The following examples should illustrate the use of inheritance to parse various types of text file formats.

Basic principle

Derived classes simply need to override one method : save_record. With the help of that any arbitrary file format can be read. save_record should interpret the format of the text and store it in some form by calling SUPER::save_record. The main:: program will then use the records and create an appropriate data structure with it.

Example 1 : A simple CSV Parser

We will write a parser for a simple CSV file that reads each line and stores the records as array references.

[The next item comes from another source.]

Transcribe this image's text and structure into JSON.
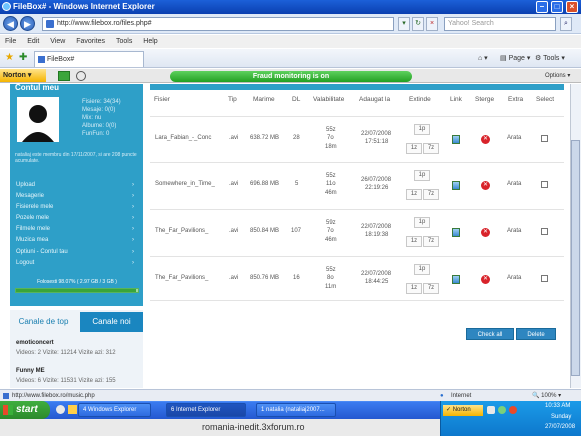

package Text::Parser::CSV;
use parent 'Text::Parser';

sub save_record {
    my ($self, $line) = @_;
    chomp $line;
    my (@fields) = split /,/, $line;
    $self->SUPER::save_record(\@fields);
}

That's it! Now in main:: you can write something like this:

use Text::Parser::CSV;

my $csvp = Text::Parser::CSV->new();
$csvp->read(shift @ARGV);
foreach my $aref ($csvp->get_records) {
    my (@arr) = @{$aref};
    print "@arr\n";
}

The above program reads the content of a given CSV file and prints the content out in space-separated form.

Error checking

It is easy to add any error checks using exceptions. One of the easiest ways to do this is to use Exception::Class. We'll demonstrate the use for the CSV parser.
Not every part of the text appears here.